While some of the other soldiers were injured, Baca’s actions saved eight men from serious injury or death. Baca was quickly flown by medevac to a military hospital, then transferred to Japan for more serious treatment. He was eventually sent to a naval hospital in San Diego and underwent several surgeries.
Baca spent nearly a full year in hospitals to treat his many wounds. He was discharged from the Army as a sergeant, one day before the anniversary of his heroics.
Baca was notified in early 1971 that he was to receive the Medal of Honor. The nation’s highest medal for valor was bestowed upon him on June 15, 1971, by President Richard M. Nixon during a White House ceremony. Several other soldiers also received the award that day.
In 1973, shortly after his mother passed away unexpectedly, Baca took a job at the Los Angeles Department of Veterans Affairs as a benefits counselor. After a few years, he left the job to attend college at Southern California College in Costa Mesa, California; however, he didn’t finish his education. He took a few jobs after that, including as a ski instructor, and he moved around a bit, from the East Coast to Washington state.
Baca eventually settled back in San Diego and bought a fishing boat. He said in his Veterans History Project interview that he returned to Vietnam in 1990 with James, the friend he fought with, and a few other people.
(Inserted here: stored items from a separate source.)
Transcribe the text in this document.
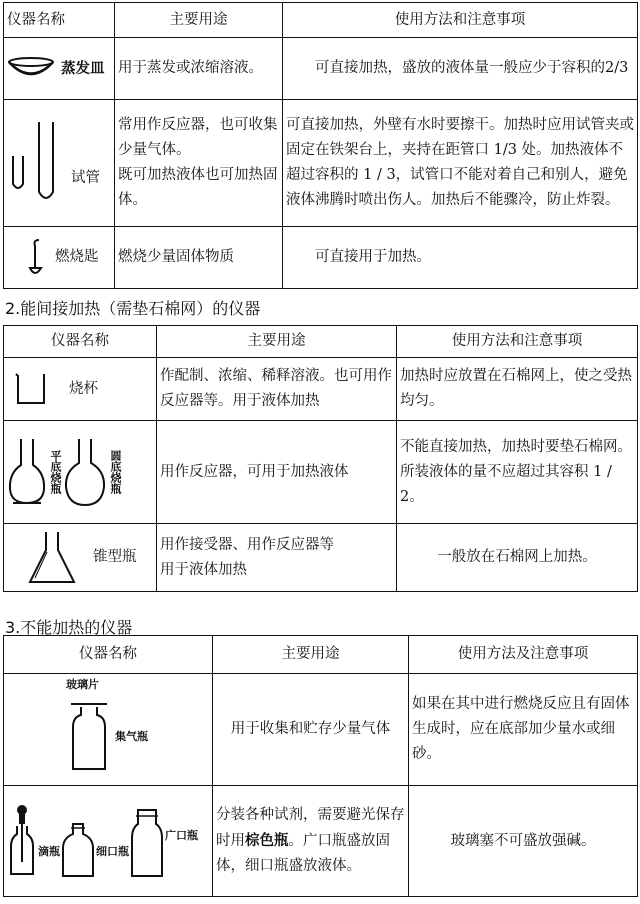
仪器名称	主要用途	使用方法和注意事项

蒸发皿	用于蒸发或浓缩溶液。	可直接加热，盛放的液体量一般应少于容积的2/3

试管	常用作反应器，也可收集少量气体。
既可加热液体也可加热固体。	可直接加热，外壁有水时要擦干。加热时应用试管夹或固定在铁架台上，夹持在距管口 1/3 处。加热液体不超过容积的 1 / 3，试管口不能对着自己和别人，避免液体沸腾时喷出伤人。加热后不能骤冷，防止炸裂。

燃烧匙	燃烧少量固体物质	可直接用于加热。
2.能间接加热（需垫石棉网）的仪器
仪器名称	主要用途	使用方法和注意事项

烧杯	作配制、浓缩、稀释溶液。也可用作反应器等。用于液体加热	加热时应放置在石棉网上，使之受热均匀。

平底烧瓶 圆底烧瓶	用作反应器，可用于加热液体	不能直接加热，加热时要垫石棉网。所装液体的量不应超过其容积 1 / 2。

锥型瓶	用作接受器、用作反应器等
用于液体加热	一般放在石棉网上加热。
3.不能加热的仪器
仪器名称	主要用途	使用方法及注意事项

玻璃片
集气瓶	用于收集和贮存少量气体	如果在其中进行燃烧反应且有固体生成时，应在底部加少量水或细砂。

滴瓶 细口瓶
广口瓶	分装各种试剂，需要避光保存时用棕色瓶。广口瓶盛放固体，细口瓶盛放液体。	玻璃塞不可盛放强碱。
Over the course of two months, they helped build a friendship clinic.
“We worked alongside the North Vietnamese. I was 12 kilometers outside Hanoi. … They just befriended us and loved us,” Baca said of the visit. “I saw the love that those people have and the crap that they’ve gone through. … I’m glad I went back.”
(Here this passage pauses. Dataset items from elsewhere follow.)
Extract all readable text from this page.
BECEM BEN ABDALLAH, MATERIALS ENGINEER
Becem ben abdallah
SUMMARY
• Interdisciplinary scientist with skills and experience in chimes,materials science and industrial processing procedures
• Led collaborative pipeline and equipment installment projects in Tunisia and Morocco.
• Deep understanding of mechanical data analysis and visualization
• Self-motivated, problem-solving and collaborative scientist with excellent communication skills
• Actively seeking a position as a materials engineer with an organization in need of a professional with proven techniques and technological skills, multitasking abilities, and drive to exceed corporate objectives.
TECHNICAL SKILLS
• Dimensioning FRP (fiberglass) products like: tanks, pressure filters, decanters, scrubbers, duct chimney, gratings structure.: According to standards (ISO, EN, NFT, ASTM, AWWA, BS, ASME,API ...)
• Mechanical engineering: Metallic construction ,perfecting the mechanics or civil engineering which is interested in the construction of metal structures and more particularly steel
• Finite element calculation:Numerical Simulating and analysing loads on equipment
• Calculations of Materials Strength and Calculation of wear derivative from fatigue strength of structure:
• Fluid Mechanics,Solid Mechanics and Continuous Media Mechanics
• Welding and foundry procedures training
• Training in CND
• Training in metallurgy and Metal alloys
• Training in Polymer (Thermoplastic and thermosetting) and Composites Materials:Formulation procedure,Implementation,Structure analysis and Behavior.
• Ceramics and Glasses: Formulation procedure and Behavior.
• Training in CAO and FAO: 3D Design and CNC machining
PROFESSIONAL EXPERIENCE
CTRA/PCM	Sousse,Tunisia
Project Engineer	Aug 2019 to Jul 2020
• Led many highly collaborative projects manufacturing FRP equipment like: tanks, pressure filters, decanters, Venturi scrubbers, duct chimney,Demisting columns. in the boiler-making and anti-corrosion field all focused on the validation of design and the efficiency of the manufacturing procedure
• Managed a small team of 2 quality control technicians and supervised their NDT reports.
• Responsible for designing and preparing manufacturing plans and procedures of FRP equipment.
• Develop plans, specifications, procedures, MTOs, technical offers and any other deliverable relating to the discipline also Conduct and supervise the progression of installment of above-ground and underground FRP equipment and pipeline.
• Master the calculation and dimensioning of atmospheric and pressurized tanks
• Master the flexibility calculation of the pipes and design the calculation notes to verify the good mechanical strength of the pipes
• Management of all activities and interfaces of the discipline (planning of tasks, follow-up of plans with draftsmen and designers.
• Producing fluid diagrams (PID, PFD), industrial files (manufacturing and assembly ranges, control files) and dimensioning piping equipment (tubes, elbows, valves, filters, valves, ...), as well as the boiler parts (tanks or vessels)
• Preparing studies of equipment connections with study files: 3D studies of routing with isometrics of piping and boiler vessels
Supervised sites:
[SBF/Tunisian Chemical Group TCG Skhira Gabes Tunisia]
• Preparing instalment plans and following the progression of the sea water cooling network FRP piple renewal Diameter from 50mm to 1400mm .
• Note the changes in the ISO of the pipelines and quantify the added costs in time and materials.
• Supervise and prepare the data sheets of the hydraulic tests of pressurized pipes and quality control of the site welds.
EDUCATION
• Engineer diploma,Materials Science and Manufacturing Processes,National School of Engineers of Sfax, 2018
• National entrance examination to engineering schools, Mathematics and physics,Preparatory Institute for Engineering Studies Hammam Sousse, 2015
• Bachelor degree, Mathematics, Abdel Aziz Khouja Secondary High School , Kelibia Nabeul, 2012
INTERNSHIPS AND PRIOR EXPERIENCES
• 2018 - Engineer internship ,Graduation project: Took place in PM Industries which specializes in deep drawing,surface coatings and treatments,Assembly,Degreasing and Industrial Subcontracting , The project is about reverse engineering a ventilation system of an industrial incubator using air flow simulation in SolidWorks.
Back in the U.S., Baca’s heroics have been remembered in the places he’s lived.
Baca Park in Huntington Beach, California, was renamed for him in 2001.
In 2017 in San Diego, another park near where he grew up — which ironically became a resettlement area for Vietnamese refugees after the Vietnam War — was renamed in his honor.
Baca has spent the past few decades working with Gold Star families and various veteran- and military-related causes. For his many good deeds, a nonprofit he’d worked with gifted him a brand-new truck in 2020, a 2017 L.A. Times article reported.